Sábado, 24 de Agosto de 2019
SEM DITADURA

A esperança em um nome: venezuelanos em Manaus sonham com presidência de Guaidó

Abrigados em um acampamento ao lado da rodoviária de Manaus, venezuelanos afirmam que encontram no nome do presidente da Assembleia Nacional a esperança para reconstituição do país



18/02/2019 às 17:03

Afundada em uma crise política, a Venezuela recebeu no último dia 20 de janeiro, a autoproclamação de Juan Guaidó como presidente interino do país. Opositor de Nicolás Maduro, o político foi reconhecido por diversos países como o verdadeiro líder da Venezuela, o que não agradou o atual governo. Em Manaus, venezuelanos que fugiram da fome no país vizinho tem no nome de Guaidó uma esperança.

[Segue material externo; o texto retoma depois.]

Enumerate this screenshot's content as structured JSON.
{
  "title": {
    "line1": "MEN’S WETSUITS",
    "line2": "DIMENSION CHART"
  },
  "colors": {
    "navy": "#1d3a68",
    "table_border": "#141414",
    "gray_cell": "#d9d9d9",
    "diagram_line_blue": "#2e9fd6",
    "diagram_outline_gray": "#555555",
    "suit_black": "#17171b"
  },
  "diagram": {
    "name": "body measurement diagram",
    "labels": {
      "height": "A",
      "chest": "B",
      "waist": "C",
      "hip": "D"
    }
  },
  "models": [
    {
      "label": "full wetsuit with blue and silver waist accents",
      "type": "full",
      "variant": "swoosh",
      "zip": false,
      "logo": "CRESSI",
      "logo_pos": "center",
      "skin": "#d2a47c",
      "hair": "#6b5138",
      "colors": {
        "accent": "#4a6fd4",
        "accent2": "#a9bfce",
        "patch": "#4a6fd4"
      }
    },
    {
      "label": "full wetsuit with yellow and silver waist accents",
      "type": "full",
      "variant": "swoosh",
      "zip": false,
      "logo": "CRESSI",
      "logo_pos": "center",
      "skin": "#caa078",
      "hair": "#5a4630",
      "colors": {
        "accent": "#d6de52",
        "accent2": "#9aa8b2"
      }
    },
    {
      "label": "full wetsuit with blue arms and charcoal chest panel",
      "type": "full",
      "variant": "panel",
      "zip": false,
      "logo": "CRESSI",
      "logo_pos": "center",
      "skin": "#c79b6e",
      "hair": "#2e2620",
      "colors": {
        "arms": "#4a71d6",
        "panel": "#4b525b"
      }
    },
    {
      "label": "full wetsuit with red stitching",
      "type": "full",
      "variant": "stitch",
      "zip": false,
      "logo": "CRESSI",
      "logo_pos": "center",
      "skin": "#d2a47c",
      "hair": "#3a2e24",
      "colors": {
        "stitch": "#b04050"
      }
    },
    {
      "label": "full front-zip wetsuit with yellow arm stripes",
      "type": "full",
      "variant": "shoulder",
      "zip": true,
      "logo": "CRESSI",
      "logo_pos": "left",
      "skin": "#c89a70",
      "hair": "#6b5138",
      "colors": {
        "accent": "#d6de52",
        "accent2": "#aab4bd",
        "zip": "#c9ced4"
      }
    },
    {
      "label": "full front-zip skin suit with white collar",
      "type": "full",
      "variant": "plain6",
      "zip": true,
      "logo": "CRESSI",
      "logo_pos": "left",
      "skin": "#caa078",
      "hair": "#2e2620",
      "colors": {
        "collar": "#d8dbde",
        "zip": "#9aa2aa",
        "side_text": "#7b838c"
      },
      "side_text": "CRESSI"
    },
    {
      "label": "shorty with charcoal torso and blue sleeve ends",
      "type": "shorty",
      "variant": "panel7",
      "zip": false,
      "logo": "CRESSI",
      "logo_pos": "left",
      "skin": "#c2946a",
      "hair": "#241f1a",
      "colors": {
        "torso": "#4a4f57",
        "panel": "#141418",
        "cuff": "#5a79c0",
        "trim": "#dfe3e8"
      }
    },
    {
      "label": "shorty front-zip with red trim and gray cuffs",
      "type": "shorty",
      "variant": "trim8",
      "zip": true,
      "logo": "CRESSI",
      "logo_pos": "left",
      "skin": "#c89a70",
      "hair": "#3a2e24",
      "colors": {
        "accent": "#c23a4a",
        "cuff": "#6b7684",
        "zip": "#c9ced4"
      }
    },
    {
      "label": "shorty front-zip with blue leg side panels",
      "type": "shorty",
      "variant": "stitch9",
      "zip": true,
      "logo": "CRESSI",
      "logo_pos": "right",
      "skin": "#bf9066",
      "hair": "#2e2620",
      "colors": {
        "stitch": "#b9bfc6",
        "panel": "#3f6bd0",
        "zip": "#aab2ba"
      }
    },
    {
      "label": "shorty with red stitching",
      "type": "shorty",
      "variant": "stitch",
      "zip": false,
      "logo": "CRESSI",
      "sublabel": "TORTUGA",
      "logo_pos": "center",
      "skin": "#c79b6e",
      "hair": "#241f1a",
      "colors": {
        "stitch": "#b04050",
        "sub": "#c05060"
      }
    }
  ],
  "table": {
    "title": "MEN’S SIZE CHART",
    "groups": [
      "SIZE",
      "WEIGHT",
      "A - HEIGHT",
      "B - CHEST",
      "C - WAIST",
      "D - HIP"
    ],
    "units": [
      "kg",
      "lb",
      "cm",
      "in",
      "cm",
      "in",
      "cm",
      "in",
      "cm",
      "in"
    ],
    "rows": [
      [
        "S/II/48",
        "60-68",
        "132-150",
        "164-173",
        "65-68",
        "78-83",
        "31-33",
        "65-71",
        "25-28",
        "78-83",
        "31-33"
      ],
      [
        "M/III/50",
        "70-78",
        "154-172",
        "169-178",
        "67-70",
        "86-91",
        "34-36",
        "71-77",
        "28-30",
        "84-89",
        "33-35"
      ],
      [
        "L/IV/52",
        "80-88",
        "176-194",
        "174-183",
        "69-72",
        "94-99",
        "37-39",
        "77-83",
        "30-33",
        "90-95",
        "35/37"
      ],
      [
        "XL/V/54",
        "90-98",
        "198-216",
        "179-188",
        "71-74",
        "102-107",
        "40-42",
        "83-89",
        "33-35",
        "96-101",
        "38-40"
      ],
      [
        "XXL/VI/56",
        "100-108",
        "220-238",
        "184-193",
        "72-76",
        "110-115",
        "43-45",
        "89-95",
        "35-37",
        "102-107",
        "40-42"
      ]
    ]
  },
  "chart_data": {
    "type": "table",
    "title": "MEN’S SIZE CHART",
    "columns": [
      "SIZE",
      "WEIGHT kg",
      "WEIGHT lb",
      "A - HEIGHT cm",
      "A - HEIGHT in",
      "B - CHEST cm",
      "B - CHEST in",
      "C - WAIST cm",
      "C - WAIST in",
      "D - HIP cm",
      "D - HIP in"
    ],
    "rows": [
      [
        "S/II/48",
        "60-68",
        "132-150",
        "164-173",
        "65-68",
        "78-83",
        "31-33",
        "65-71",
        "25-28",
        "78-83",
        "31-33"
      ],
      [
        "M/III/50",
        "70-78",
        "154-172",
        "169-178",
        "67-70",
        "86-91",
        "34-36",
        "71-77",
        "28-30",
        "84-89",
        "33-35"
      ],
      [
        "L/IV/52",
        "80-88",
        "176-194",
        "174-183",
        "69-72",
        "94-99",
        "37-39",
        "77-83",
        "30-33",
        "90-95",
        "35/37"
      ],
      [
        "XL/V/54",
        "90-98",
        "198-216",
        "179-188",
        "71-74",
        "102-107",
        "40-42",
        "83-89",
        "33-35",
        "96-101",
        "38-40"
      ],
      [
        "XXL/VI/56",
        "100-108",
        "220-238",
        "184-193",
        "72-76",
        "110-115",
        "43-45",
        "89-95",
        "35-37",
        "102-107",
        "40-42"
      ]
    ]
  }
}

Em um acampamento ao lado da Rodoviária de Manaus, localizada no bairro Flores, na Zona Centro-Sul, o venezuelano Ravel Rivero, de 42 anos, vive com a sua família. Falando sobre o cenário político do país, o homem destaca a revolta com o governo de Nicolás Maduro e sonha que o opositor declarado do presidente e também líder da Assembleia Nacional assuma legalmente a presidência.

"Estamos aqui na rua, no chão. Estamos aqui por uma necessidade. Viemos da Venezuela, porque o governo de Maduro não conseguia oferecer o que estávamos precisando. Imigramos para o Brasil, mas estamos esperando que mude o presidente. Queremos um presidente novo que solucione todos os problemas", disse o homem.

Ravel lembra que quando estava na Venezuela já ouvia falar sobre Juan Guaidó. Antes, ele era só o líder da Assembleia Nacional, mas agora representa muito mais que isso para o povo venezuelano. "Quando estava na Venezuela. ouvia falar sobre Guaidó, sim. Ele é o nosso nome de esperança e queremos que se torne o presidente do nosso país, porque se as coisas melhorarem, vamos conseguir voltar para lá", destaca.

O venezuelano sonha com o momento de receber a notícia da saída de Maduro da presidência. "Estamos aqui esperando uma notícia positiva, porque queremos voltar para a nossa pátria. Viemos para o Brasil por uma necessidade, porque na Venezuela não tínhamos roupas e atendimento médico. Não tínhamos nada", afirmou o imigrante.

Nova oportunidade

Após desafiar o governo de Maduro, Guaidó recebeu uma resposta negativa da corte de Justiça venezuelana. O juiz Juan José Mendonza, presidente da Sala Constitucional do Tribunal Supremo de Justiça (TSJ),  pediu que a Justiça atuasse contra o líder da Assembleia Nacional e o parlamento.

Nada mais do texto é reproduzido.